All Dollars are Equal: A Common Economic Fallacy

Here’s an example of an all-too common fallacy in assessing the rationality of economic actors. It comes from Daniel Kahneman and Jonathan Renshon in Foreign Policy in an otherwise interesting article:

Imagine, for example, the choice between:

Option A: A sure loss of $890

Option B: A 90 percent chance to lose $1,000 and a 10 percent chance to lose nothing.

In this situation, a large majority of decision makers will prefer the gamble in Option B, even though the other choice is statistically superior. People prefer to avoid a certain loss in favor of a potential loss, even if they risk losing significantly more.

Kahneman and Renshon believe Option A to be the rational choice, but in fact Option B should be preferred by most people, most of the time. Do you see why?

Option A is the preferred choice only if you’re going to make this choice more than once: at least two times, perhaps more. However if you’re only presented with this as a one time decision, then you can either guaranteedly lose $890 or possibly lose $900 and possibly lose nothing. Given the probabilities, the expected loss from option B is $900. If all dollars are equal, then the rational actor will choose to lose $890, and certainly this is the rational choice if you have to make this choice again and again until you go bankrupt.

However, suppose you only make the choice once. Then if you lose in option B you’re only $110 behind option A. If you win in option B you’re $890 ahead of Option A. If all dollars are equal, then the relative chances of winning losing in option B make Option A the superior choice. However all dollars are not equal. To many of us, much of the time $1000 is worth more than ten times the value of 110 dollars. $110 is not quite pocket change, but it’s not rent or the mortgage payment or a new computer either. $1000 is. We can’t really do much with the extra $110 dollars, maybe have a nice meal. We can get much more value from the $1000.

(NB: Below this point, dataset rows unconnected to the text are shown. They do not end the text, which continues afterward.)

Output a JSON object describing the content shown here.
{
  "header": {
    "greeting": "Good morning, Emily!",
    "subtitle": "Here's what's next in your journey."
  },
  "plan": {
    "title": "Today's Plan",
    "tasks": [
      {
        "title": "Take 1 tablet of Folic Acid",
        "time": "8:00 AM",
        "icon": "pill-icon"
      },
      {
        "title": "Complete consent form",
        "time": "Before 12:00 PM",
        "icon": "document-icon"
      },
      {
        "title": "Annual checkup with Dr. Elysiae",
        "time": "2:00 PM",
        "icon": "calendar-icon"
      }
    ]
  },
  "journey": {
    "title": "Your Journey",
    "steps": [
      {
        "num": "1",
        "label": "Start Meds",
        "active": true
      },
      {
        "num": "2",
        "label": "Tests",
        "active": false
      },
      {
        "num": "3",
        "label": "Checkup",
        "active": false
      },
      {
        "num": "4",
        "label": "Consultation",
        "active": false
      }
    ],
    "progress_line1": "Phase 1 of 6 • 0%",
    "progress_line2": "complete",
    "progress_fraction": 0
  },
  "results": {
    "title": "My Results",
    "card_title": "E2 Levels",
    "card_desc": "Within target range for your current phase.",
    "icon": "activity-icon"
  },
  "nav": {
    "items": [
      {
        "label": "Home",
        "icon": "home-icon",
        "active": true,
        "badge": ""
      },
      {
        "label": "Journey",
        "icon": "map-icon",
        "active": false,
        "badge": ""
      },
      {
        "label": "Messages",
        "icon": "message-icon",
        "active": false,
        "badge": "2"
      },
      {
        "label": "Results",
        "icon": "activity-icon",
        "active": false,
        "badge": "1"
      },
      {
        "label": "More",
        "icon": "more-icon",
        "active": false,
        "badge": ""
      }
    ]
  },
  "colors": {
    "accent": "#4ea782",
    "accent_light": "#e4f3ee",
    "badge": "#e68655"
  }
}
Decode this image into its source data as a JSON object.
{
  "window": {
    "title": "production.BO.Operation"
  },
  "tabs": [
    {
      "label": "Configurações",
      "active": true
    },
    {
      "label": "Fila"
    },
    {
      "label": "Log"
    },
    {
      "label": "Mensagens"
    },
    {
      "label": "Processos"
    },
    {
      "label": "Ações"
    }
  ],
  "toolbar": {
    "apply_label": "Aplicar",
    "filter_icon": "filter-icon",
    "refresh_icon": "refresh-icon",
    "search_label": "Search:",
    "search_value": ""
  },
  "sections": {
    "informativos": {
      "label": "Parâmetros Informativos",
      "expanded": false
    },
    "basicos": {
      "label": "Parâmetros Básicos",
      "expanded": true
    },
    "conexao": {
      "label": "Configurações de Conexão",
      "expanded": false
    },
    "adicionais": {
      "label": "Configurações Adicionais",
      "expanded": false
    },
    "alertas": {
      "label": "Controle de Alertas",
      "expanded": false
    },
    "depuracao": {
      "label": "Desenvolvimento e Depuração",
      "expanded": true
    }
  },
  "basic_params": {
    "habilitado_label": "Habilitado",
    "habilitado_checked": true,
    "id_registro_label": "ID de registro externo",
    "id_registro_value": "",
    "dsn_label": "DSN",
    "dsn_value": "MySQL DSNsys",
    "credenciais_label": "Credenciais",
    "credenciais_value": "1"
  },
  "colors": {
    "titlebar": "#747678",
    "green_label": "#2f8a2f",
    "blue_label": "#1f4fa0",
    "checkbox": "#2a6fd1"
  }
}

Now of course this is all relative to wealth and needs of the person making the decision. For some people, especially wealthy ones, Option A may always be preferred. However the choice of Option B is not necessarily irrational and explains some markets.

For example, suppose somebody needs an operation to save their child’s life that costs $100,000. If they can’t pay, the child dies. They only have $50,000 after exhausting all credit cards, family and friend connections, and so forth. Is it rational for this person to walk into a casino and bet it all on black, even though they have less than a fifty percent chance of winning the needed cash and a slightly greater than 50% chance of losing everything? Yes, because in this situation $100,000 is worth more than double $50,000. Not all dollars are equal.

Not all situations are this extreme or obvious, but this calculus does come into play quite often. For instance, why do many of us purchase insurance of one kind or another? If the actuaries have done their jobs right, then insurance is an expected loss for every purchaser. The reason we buy insurance anyway is because the cost of the loss we’re insuring against times the probability of the loss occurring is greater than the actual value of the money we spend on the insurance, even though a dollar-per-dollar comparison shows the opposite. An uninsured catastrophic event can hurt us far more than the cost of the premiums, even after discounting for the likelihood of occurrence.

The simple truth is that not all dollars are created equal. Many times there are hard and soft inclination points where adding or subtracting a few dollars makes a lot more than a few dollars difference in people’s lives. The very wealthy may reach points where the incremental value of an additional dollar is essentially zero. But for most of us the value of a dollar does not follow a linear progression.

3 Responses to “All Dollars are Equal: A Common Economic Fallacy”

  1. robert Says:

    If the majoriity of Americans read the first few chapters of Samuelson, we’d never be in the fix we’re in.

  2. John Cowan Says:

    For some people, of course (like me), medical insurance is a net win. My annual medical expenditures greatly exceed the cost of premiums plus out-of-pocket costs, probably even when you figure in whatever my employer is paying. This is because I’m relatively sicker than most of the people at my company, but the insurance company can’t single me out of the pool.

  3. Dave Says:

    The difference between a single decision and repeated decisions is at the heart of game theory. There’s a big difference between Prisoner’s Dilemma played once and played over and over. The strategies one uses are completely different.

    Another thing we often forget: after you’ve stopped playing the game, your descendants may still be playing it. So some games have a long-term reproductive success component that alters a strategy’s effectiveness.